GE Capital Financing Woes
I have a source at GE Capital who writes “Sales personnel are not allowed to make any more loans this year, and are being told to try to get their customers to pay off their loans. All prepayment penalties are waved for closing loans and GE Capital is about to launch a new incentive scheme for the salespeople that makes it worth their while to get their customers to agree to participate.“
A second source indicates the above statement is more than likely division by division as opposed to an across the board measure. Divisions hit by that ruling might be things like auto and boat leasing, dealer financing, etc.
In regards to the latter, think about the deteriorating asset quality of both the loans and the assets GE would pick should GE’s customers default.
YahooFinance shows that GE has $548 billion in debt.
click on chart for sharper image
The above chart shows that GE has $204 billion in short term financing needs with $3.8 billion in cash and a rapidly rising debt to equity ratio of 4.866.
Other than the government (taxpayer), where is GE going to get $200 billion to keep rolling over that short term financing? At what interest rate? I have more questions:
How many billions of dollars did GE waste buying shares back over the years at $40 or greater? $35 or greater? $25 or greater? $20 or greater? Think of where GE might be if it used the money to pay down debts rather than buy shares at absurd prices.

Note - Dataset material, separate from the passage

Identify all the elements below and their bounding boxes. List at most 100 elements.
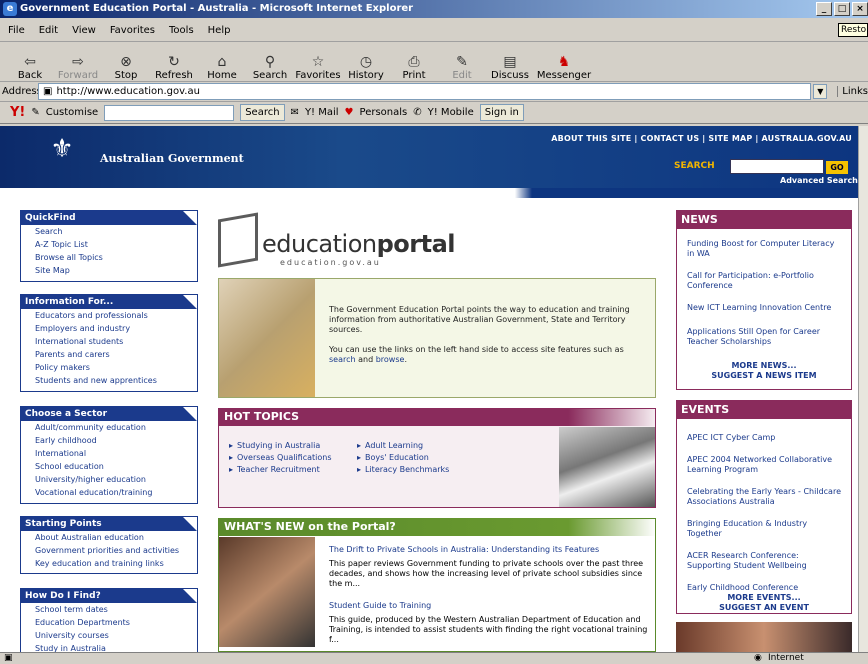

I see that GE is paying a dividend of 6.6% while borrowing money from taxpayers to fund operations. How long can that dividend last?
Here is one final thought. The government stepping in to provide cheap financing to GE is not doing anyone any good. Paulson wants banks to lend, and by doing so is artificially driving down short term rates. Why should GE get short term financing from banks, when it can get a better deal (at taxpayer expense) from the government?
Why should banks make loans when the government is taking away opportunities in one of the few AAA rated opportunities around? This assumes of course you think GE is really deserves to be AAA. Then again, that AAA rating is something that needs to be determined by the market forces not government sponsored rating agencies or the Federal government itself.
The entire gamut of Bernanke’s lending schemes are failing, and will continue to fail. GE helps explain why.